Introduction to Artificial Inteligence

Assignment 5 (bonus)

Programming assignment - learning

In this assignment, you will implement the greedy heuristic decision-tree learning algorithm studied in class. The heuristic will be the standard information-gain heuristic. You will train classifiers for the possibly-hostile rock sample scenario from assignment 4.

Program description: your input will be a scenario and a set of observation locations, exactly as in part 1 of assignment 4, except that the value of the sensor readings will not be instantiated. Using that, you will use the distribution defined by the Bayes network you constuct to generate a set of EXAMPLES (number of examples should be a user-specified parameter, typical values being 100, 1000, etc.), and store them (prefrerably to some file). You can generate the examples by using the sampling algorithm studied in class.

Then, your program should query the user for a target attribute (one of the variables: either a specific site, or the truth value of Calan's theory), and learn the decision-tree classifier for that target variable. The decision tree classifier is one output.
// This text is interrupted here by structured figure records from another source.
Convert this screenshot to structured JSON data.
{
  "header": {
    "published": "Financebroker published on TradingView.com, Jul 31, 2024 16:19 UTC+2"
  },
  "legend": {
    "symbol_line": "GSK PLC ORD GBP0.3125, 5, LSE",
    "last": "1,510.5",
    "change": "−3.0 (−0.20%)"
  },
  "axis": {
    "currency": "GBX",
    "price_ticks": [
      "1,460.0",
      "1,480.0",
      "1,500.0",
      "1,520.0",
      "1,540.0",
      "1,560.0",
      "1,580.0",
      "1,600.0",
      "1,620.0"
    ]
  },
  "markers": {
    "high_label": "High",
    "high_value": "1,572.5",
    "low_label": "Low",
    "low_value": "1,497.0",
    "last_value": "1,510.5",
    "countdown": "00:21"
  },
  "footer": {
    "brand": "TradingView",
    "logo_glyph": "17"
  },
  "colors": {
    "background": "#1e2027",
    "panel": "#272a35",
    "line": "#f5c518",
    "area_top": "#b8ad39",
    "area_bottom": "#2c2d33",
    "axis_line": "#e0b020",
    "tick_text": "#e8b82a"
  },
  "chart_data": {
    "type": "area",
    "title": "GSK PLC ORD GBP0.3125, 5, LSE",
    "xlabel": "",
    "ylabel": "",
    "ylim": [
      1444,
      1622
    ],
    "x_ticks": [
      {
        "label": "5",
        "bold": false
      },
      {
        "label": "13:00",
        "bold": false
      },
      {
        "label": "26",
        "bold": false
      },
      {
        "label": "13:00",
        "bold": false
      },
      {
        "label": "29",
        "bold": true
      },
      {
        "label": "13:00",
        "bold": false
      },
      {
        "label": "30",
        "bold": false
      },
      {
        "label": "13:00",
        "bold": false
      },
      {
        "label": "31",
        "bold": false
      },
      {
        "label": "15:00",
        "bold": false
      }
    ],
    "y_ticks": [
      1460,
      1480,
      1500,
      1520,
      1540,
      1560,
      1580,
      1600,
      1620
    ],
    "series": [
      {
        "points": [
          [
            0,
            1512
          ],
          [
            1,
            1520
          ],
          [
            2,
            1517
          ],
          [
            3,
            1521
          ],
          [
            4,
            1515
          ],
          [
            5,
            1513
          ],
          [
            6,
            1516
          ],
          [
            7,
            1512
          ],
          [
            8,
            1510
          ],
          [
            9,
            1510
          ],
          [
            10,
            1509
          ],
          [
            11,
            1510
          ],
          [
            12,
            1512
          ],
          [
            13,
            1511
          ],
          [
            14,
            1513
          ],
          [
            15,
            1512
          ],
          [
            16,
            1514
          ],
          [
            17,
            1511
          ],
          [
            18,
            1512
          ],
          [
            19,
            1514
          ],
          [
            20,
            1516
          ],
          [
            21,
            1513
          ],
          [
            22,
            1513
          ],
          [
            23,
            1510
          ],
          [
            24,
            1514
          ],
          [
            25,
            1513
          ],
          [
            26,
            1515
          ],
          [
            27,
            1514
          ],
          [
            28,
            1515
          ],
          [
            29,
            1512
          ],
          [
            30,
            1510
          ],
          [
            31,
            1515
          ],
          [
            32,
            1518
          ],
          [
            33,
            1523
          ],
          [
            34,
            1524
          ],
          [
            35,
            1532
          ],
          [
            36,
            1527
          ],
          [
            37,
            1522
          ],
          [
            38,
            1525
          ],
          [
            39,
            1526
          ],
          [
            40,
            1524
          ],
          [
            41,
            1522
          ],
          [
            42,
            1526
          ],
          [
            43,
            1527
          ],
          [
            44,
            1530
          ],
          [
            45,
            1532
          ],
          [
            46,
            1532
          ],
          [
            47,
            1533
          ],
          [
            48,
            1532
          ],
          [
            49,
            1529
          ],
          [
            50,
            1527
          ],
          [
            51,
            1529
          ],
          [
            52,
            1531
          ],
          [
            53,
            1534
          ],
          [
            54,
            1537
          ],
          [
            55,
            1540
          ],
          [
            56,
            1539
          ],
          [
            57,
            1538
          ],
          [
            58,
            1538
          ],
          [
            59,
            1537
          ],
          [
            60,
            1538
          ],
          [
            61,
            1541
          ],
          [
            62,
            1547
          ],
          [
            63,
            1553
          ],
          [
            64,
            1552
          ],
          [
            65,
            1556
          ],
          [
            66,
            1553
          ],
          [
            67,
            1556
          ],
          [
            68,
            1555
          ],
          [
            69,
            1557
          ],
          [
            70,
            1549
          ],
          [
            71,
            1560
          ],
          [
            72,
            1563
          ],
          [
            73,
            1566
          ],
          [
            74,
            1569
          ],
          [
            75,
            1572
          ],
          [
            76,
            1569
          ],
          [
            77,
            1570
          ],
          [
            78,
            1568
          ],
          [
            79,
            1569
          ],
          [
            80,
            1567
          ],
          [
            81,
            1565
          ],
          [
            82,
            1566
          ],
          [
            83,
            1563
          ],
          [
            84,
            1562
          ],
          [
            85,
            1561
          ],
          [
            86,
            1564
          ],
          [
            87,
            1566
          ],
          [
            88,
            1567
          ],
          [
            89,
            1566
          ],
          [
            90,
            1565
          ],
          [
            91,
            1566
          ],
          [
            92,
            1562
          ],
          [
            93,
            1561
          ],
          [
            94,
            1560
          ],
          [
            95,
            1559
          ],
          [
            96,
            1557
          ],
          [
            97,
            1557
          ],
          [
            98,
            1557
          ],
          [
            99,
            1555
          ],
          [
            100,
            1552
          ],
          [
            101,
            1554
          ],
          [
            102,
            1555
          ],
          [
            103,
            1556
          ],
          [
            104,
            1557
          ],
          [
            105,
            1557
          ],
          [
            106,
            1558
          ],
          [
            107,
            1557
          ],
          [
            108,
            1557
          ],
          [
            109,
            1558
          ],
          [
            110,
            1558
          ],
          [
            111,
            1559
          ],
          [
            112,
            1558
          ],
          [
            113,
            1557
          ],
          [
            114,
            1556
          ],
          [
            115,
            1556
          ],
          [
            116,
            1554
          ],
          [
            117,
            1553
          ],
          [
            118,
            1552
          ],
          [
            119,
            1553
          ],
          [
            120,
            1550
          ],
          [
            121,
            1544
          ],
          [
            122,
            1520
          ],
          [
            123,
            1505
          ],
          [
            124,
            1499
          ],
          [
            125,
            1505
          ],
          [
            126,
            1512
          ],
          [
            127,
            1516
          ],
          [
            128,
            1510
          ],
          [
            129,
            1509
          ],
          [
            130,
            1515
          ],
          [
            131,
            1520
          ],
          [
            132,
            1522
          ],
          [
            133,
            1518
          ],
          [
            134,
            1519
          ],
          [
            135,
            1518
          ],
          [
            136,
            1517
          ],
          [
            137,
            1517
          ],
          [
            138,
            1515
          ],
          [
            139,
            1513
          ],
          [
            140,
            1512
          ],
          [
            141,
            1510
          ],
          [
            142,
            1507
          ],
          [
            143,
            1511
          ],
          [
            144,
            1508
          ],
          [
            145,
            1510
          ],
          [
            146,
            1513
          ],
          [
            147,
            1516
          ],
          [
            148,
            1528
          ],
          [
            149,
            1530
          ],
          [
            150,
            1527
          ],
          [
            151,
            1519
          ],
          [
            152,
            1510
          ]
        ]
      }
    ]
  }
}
Note that you should use part of the examples you generated as a training set, and another part as the test set, randomly selected. The user should be able to select the size of the trainig set. You should also output the classification result quality of your classifier on the test set.

Deliverables:

Your program.
Report on a set of experimental examples: a specific scenario, target attribute, the resulting tree, and the classifier quality. You should provide a graph of the test results vs different values of the fraction of the training set.

Deadline: March 10, 2007.